Besides that, since each record is consensual, and all nodes contain the same information, it is almost impossible to alter it, ensuring its integrity. If an attacker wanted to modify the information in a blockchain, they would have to modify the entire chain in at least 51% of the nodes.

In blockchain, data is distributed across all network nodes. With no central node, all participate equally, storing, and validating all information. It is a very powerful tool for transmitting and storing information in a reliable way; a decentralised model in which the information belongs to us, since we do not need a company to provide the service.

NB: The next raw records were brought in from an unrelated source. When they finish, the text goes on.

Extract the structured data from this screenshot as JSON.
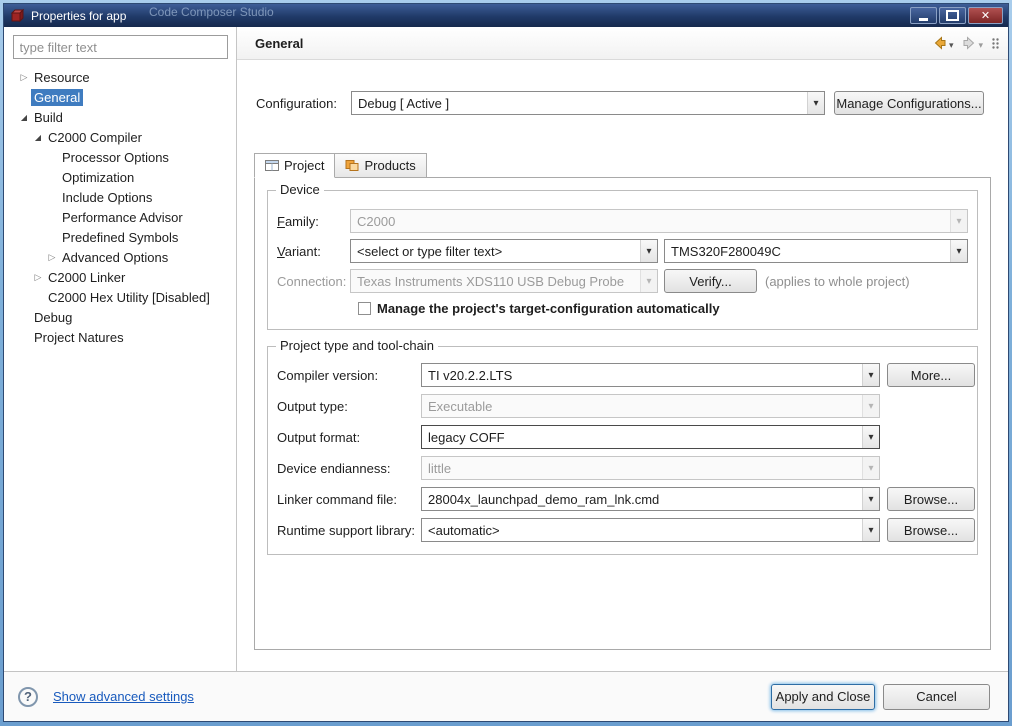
{
  "window": {
    "title": "Properties for app",
    "background_window_title": "Code Composer Studio"
  },
  "sidebar": {
    "filter_placeholder": "type filter text",
    "tree": [
      {
        "label": "Resource",
        "level": 0,
        "twistie": "collapsed",
        "selected": false
      },
      {
        "label": "General",
        "level": 0,
        "twistie": "none",
        "selected": true
      },
      {
        "label": "Build",
        "level": 0,
        "twistie": "expanded",
        "selected": false
      },
      {
        "label": "C2000 Compiler",
        "level": 1,
        "twistie": "expanded",
        "selected": false
      },
      {
        "label": "Processor Options",
        "level": 2,
        "twistie": "none",
        "selected": false
      },
      {
        "label": "Optimization",
        "level": 2,
        "twistie": "none",
        "selected": false
      },
      {
        "label": "Include Options",
        "level": 2,
        "twistie": "none",
        "selected": false
      },
      {
        "label": "Performance Advisor",
        "level": 2,
        "twistie": "none",
        "selected": false
      },
      {
        "label": "Predefined Symbols",
        "level": 2,
        "twistie": "none",
        "selected": false
      },
      {
        "label": "Advanced Options",
        "level": 2,
        "twistie": "collapsed",
        "selected": false
      },
      {
        "label": "C2000 Linker",
        "level": 1,
        "twistie": "collapsed",
        "selected": false
      },
      {
        "label": "C2000 Hex Utility  [Disabled]",
        "level": 1,
        "twistie": "none",
        "selected": false
      },
      {
        "label": "Debug",
        "level": 0,
        "twistie": "none",
        "selected": false
      },
      {
        "label": "Project Natures",
        "level": 0,
        "twistie": "none",
        "selected": false
      }
    ]
  },
  "header": {
    "title": "General"
  },
  "configuration": {
    "label": "Configuration:",
    "value": "Debug  [ Active ]",
    "manage_button_label": "Manage Configurations..."
  },
  "tabs": {
    "project": "Project",
    "products": "Products"
  },
  "device": {
    "group_title": "Device",
    "family_label": "Family:",
    "family_value": "C2000",
    "variant_label": "Variant:",
    "variant_filter_value": "<select or type filter text>",
    "variant_value": "TMS320F280049C",
    "connection_label": "Connection:",
    "connection_value": "Texas Instruments XDS110 USB Debug Probe",
    "verify_button_label": "Verify...",
    "connection_note": "(applies to whole project)",
    "manage_target_checkbox_label": "Manage the project's target-configuration automatically",
    "manage_target_checked": false
  },
  "toolchain": {
    "group_title": "Project type and tool-chain",
    "rows": [
      {
        "label": "Compiler version:",
        "value": "TI v20.2.2.LTS",
        "button": "More..."
      },
      {
        "label": "Output type:",
        "value": "Executable"
      },
      {
        "label": "Output format:",
        "value": "legacy COFF"
      },
      {
        "label": "Device endianness:",
        "value": "little"
      },
      {
        "label": "Linker command file:",
        "value": "28004x_launchpad_demo_ram_lnk.cmd",
        "button": "Browse..."
      },
      {
        "label": "Runtime support library:",
        "value": "<automatic>",
        "button": "Browse..."
      }
    ]
  },
  "footer": {
    "advanced_settings_link": "Show advanced settings",
    "apply_button_label": "Apply and Close",
    "cancel_button_label": "Cancel"
  }
}
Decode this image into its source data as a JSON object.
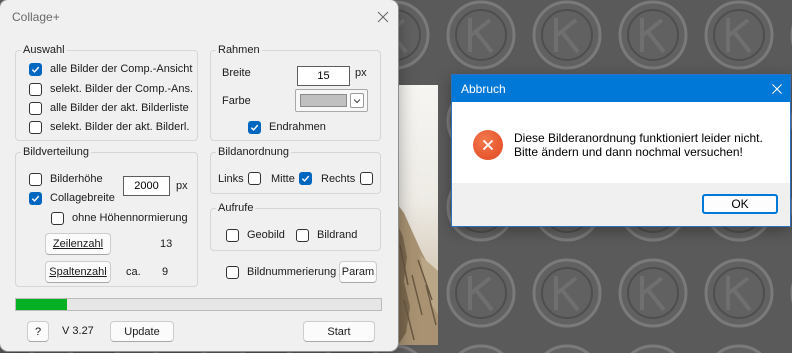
{
  "colors": {
    "checkbox_accent": "#0067c0",
    "title_bar": "#0078d7",
    "progress_fill": "#06b025",
    "error_icon": "#e0451f"
  },
  "collage_window": {
    "title": "Collage+",
    "close_icon": "close-icon",
    "auswahl": {
      "label": "Auswahl",
      "items": [
        {
          "label": "alle Bilder der Comp.-Ansicht",
          "checked": true
        },
        {
          "label": "selekt. Bilder der Comp.-Ans.",
          "checked": false
        },
        {
          "label": "alle Bilder der akt. Bilderliste",
          "checked": false
        },
        {
          "label": "selekt. Bilder der akt. Bilderl.",
          "checked": false
        }
      ]
    },
    "rahmen": {
      "label": "Rahmen",
      "breite_label": "Breite",
      "breite_value": "15",
      "breite_unit": "px",
      "farbe_label": "Farbe",
      "farbe_color": "#c0c0c0",
      "endrahmen_label": "Endrahmen",
      "endrahmen_checked": true
    },
    "bildverteilung": {
      "label": "Bildverteilung",
      "bilderhoehe_label": "Bilderhöhe",
      "bilderhoehe_checked": false,
      "size_value": "2000",
      "size_unit": "px",
      "collagebreite_label": "Collagebreite",
      "collagebreite_checked": true,
      "ohne_normierung_label": "ohne Höhennormierung",
      "ohne_normierung_checked": false,
      "zeilenzahl_button": "Zeilenzahl",
      "zeilenzahl_value": "13",
      "spaltenzahl_button": "Spaltenzahl",
      "spaltenzahl_prefix": "ca.",
      "spaltenzahl_value": "9"
    },
    "bildanordnung": {
      "label": "Bildanordnung",
      "links_label": "Links",
      "links_checked": false,
      "mitte_label": "Mitte",
      "mitte_checked": true,
      "rechts_label": "Rechts",
      "rechts_checked": false
    },
    "aufrufe": {
      "label": "Aufrufe",
      "geobild_label": "Geobild",
      "geobild_checked": false,
      "bildrand_label": "Bildrand",
      "bildrand_checked": false
    },
    "bildnummerierung": {
      "label": "Bildnummerierung",
      "checked": false
    },
    "param_button": "Param",
    "progress": 0.14,
    "help_button": "?",
    "version": "V 3.27",
    "update_button": "Update",
    "start_button": "Start"
  },
  "message_box": {
    "title": "Abbruch",
    "close_icon": "close-icon",
    "icon": "error-icon",
    "lines": [
      "Diese Bilderanordnung funktioniert leider nicht.",
      "Bitte ändern und dann nochmal versuchen!"
    ],
    "ok_button": "OK"
  }
}
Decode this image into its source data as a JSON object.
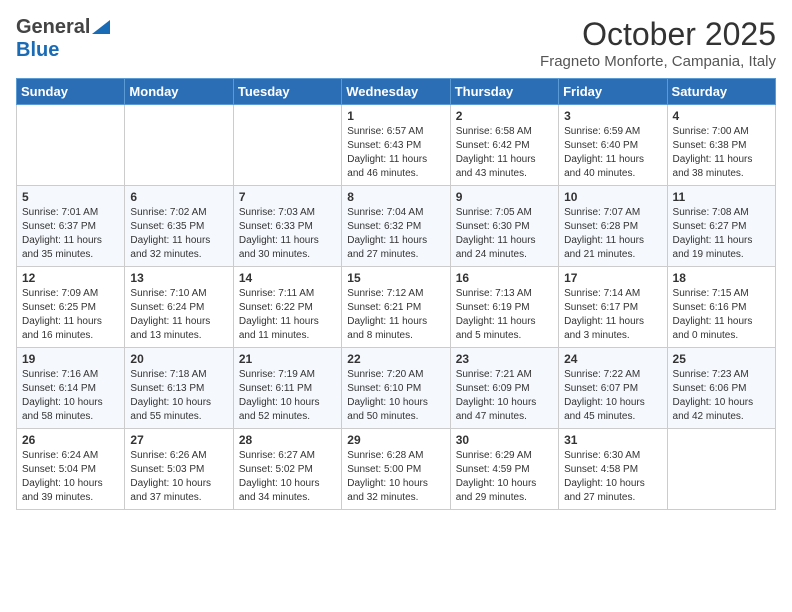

What else can blockchain be used for?

Essentially, blockchain can be used to store any type of information that must be kept intact and remain available in a secure, decentralised and cheaper way than through intermediaries. Moreover, since the information stored is encrypted, its confidentiality can be guaranteed, as only those who have the encryption key can access it.

Use of blockchain in healthcare

Health records could be consolidated and stored in blockchain, for instance. This would mean that the medical history of each patient would be safe and, at the same time, available to each doctor authorised, regardless of the health centre where the patient was treated. Even the pharmaceutical industry could use this technology to verify medicines and prevent counterfeiting.

Use of blockchain for documents

Blockchain would also be very useful for managing digital assets and documentation. Up to now, the problem with digital is that everything is easy to copy, but Blockchain allows you to record purchases, deeds, documents, or any other type of online asset without them being falsified.

Other blockchain uses

This technology could also revolutionise the Internet of Things  (IoT) market where the challenge lies in the millions of devices connected to the internet that must be managed by the supplier companies. In a few years’ time, the centralised model won’t be able to support so many devices, not to mention the fact that many of these are not secure enough. With blockchain, devices can communicate through the network directly, safely, and reliably with no need for intermediaries.

Blockchain allows you to verify, validate, track, and store all types of information, from digital certificates, democratic voting systems, logistics and messaging services, to intelligent contracts and, of course, money and financial transactions.

Without doubt, blockchain has turned the immutable and decentralized layer the internet has always dreamed about into a reality. This technology takes reliance out of the equation and replaces it with mathematical fact.